Sisi Optimisme. Setiap
Negara apapun tidak bisa mandiri 100% tanpa berhubunan dengan Negara lain atau
dalam bahasa Thomas Merton, penulis spiritual Inggris “No man is island”. Artinya sudah sejak dari sononya, setiap manusia
harus hidup berdampingan dengan sesama yang lain, ia bukan sebuah pulau yang
tak berpenghuni. Demikian juga dengan Negara atau bangsa. Negara sekuat apapun,
ia tidak dapat hidup sendirian tanpa berhungan dengan Negara lain apalagi dunia
sekarang ini sudah makin global atau bahasanya Ohmae “Global Village”. Dunia internasional terutama dalam dunia
perdagangan atau bisanis sudah semacam “pasar
desa” bahkan ada yang bilang “pasar
kampung atau pasar dusun”.
Dalam
transaksi mekanisme pasar yang semakin bebas trsebut maka mau tidak mau, suka
tidak suka membutukan seperangkat hukum terutama hukum kontrak baik melibatkan
privat namun dalam kasus ini melibatkan publik sebab melibatkan antar Negara
lintas kawasan.
Sebagaimana
sudah diketahui publik bahwa hukum kontrak yang baik memiliki syarat dan asas
yang benar seperti adanya syarat kesepakatan tanpa paksaan; kecakapan untuk membuat
kontak (subjektif) dan syarat hal tertentu, objek tertentu dalam kontrak serta
ada kebebasan dan halal (objektif) sementara asas seperti konsensualisme,
kebebasan, berlaku undang-undang, kepercayaan, persamaan hak, kepastian dan
moral.
Melalui
syarat dan asas hukum dimaksud maka saya pun memiliki optimisme bahwa
perjanjian kerjasama ekonomi ASEAN khususnya Indonesia dengan China (ACFTA) memberikan kepastian hukum bagi
kedua kawasan untuk mengimplementasi berbagai tujuan mulia isi kontrak hukum
bersangkutan. Tidak ada satu Negara atau kawasan yang dapat memanipulasi atau
monopoli dalam bidang ekonomi, politik dan budaya. Masing-masing pihak menahan
diri untuk terus mengangungkan kepastian hukum (kontrak) demi kebaikan bersama
(bonum commune).

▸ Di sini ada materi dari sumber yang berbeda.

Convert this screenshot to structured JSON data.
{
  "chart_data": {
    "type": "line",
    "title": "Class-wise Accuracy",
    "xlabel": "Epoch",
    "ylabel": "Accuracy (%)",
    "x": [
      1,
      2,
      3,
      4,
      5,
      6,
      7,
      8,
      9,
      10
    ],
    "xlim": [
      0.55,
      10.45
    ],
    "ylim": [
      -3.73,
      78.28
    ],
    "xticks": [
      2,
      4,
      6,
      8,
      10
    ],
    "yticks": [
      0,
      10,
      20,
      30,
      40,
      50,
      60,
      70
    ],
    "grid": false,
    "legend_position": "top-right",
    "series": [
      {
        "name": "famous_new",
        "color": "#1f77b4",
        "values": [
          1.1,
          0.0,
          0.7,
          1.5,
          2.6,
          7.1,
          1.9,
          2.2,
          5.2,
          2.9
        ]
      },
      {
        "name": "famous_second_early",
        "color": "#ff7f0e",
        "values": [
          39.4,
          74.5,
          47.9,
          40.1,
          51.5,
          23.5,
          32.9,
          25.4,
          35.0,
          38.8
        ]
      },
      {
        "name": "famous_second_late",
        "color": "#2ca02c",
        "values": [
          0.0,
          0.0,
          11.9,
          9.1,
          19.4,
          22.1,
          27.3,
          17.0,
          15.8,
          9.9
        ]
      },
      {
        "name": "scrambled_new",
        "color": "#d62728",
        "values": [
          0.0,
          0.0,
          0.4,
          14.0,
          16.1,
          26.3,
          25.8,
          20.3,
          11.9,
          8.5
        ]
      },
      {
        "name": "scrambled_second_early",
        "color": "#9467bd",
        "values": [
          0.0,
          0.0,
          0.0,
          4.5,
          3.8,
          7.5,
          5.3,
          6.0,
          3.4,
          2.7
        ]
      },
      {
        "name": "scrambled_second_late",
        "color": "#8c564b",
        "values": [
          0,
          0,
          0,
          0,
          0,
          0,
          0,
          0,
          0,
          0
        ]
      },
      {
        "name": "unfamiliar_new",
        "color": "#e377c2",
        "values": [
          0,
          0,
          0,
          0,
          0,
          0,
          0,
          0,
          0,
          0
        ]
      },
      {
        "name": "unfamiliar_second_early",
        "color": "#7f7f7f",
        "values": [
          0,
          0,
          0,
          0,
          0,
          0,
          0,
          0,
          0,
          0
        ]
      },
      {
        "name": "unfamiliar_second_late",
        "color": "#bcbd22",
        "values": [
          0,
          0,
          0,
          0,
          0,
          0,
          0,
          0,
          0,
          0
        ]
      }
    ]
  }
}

Saya pun optimis
bahwa hukum kontrak itu mengatur hubungan antar lintas kawasan yang saling
menguntugkan dan berkeadilan (fairness).
Dengan demikian tujuan mulia perjanjian dimaksud dapat dirasakan manfaatnya
bagi semua pihak yang terlibat terutama Indonesia dengan China.
Kepastian
hukum bisa mengatur lalu lintas berbagai bidang kehidupan secara pasti, tidak
ada keraguan, tidak manipulasi atau pun hidden
agenda dari berbagai Negara yang telah melakukan perjanjian atau kontrak
secara hukum dengan payung hukum yang pasti dan clear. Kepastian hukum membuat Negara-negara yang terlibat dalam
perjanjian dalam hubungan bidang apapun senantiasa mengutamakan kemanusiaan dan
harkat martabat manusia sebagai insan termulia di dunia.
Hubugan
bilateral ekonomi, sosial dan politik membuat manusia semakin bermartabat
melaui kepastian hukum yang dilaksanakan secara konsisten dan penuh komitmen. Hukum menjadi jembatan penengah apabila
terjadi perselisihan. Jalan keluar berbasis hukum yang benar dan adil tentu
semakin meningkatkan harkat dan martabat manusia yang sederajat.
b.
Sisi Pesimisme. Sebagaimana
sudah menjadi rahasia umum bahwa rumusan hukum itu memiliki syarat dan asas
yang berpayung pada kebenaran, keadilan dan berpihak pada fakta dan data
objektif. Rumusan hukum itu begitu indah dan mempesona untuk melindungi manusia
dari berbagai penyelewenangan, penindasan dan pemerkosaan hak-hak asasi
manusia. Rumusan hukum yang indah dan mempesona tersebut dimaksudkan agar semua
pihak atau manusia secara konsisten dan komitmen melaksanakan atau
mewujudkannya dalam kehidupan bersama apalagi lintas Negara. Namun apa daya
tangan tak sampai. Rumusan indah sebuah hukum yang jelas belum tentu dapat
dilaksanakan secara benar dan adil dalam kenyataannya. Selalu ada jurang yang
semakin lebar antara harapan dan kenyataan apalagi menyangkut kepastian hukum.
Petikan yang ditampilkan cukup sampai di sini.